I didn’t plan on having a dreamy summer afternoon today, but arriving home from morning errands, I was greeted by my diligent postal service representative with a compact box requiring my signature. I had been expecting the package, but I guess being mentally prepared wasn’t the same thing as being heart-prepared: when I opened the box, I fell in love with the first item tucked carefully beneath the tissue wrapping.
It was a diary.
A teenager, turning “Sweet Sixteen” in the midst of this journal’s pages, catalogued the places she frequented, the friends she spent time with, the events she attended—all in the plainspoken matter-of-fact manner of the younger generation. The only difference was that this writer began telling her story on New Year’s Day in 1906.
I was entranced because, this afternoon, I got to read the words she wrote so many years ago—descriptions of the people and events related to my husband’s paternal grandmother, Agnes Tully. For this writer was Agnes’ cousin Edna.
For so many years, I had scoured census records detailing the addresses where Edna lived, copied documents recording the significant events in her life, and compared notes with other researchers’ online postings. But now I got to read about these people and places as seen from her own fifteen-year-old eyes.
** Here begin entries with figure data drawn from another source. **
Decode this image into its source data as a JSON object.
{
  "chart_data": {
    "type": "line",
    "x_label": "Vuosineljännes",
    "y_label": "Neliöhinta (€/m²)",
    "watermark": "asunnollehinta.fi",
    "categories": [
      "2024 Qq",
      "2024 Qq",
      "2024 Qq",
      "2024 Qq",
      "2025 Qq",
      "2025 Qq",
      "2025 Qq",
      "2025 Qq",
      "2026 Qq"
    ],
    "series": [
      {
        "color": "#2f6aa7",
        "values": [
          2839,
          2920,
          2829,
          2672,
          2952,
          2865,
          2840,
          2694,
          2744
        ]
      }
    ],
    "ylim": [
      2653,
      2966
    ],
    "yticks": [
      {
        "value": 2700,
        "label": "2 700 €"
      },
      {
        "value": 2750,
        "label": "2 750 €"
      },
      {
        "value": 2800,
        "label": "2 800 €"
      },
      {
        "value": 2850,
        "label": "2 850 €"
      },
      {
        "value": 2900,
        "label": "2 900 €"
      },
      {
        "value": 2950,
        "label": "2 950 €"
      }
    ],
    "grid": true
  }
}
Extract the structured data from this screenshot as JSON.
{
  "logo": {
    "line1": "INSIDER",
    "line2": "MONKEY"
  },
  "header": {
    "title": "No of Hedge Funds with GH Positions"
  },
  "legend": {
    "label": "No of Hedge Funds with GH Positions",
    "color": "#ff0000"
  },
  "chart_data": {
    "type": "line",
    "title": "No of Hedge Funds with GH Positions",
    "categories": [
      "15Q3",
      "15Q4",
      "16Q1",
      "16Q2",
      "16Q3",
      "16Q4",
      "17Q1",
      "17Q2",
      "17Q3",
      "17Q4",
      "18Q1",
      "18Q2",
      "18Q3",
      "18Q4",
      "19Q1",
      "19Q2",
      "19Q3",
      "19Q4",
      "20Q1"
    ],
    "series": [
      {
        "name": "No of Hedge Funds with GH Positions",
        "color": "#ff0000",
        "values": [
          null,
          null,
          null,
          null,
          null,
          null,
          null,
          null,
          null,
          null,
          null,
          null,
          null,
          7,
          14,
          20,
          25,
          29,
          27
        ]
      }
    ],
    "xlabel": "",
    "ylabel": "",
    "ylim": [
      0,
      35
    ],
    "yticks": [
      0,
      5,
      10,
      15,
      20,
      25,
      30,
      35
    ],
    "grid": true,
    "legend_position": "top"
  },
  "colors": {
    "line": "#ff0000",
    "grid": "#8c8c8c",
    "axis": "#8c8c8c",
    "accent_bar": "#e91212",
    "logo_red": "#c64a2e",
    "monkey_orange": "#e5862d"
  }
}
I mulled over entries giving initials only, guessing who those initials might represent. I saw mentions of cousins’ names, knowing where they fit in the family picture. I lived through her memories with her, in this little glimpse she allowed, and tried to absorb the essence of what life must have seemed like for a fresh face at the turn of a different century.
Before I knew it, my afternoon had flown. I had been living in a different life for a time, and it lent its timelessness to me.
There was more to find in that box, of course, but those discoveries will wait for another day. For now, I just wanted to savor the memories of another relative’s life.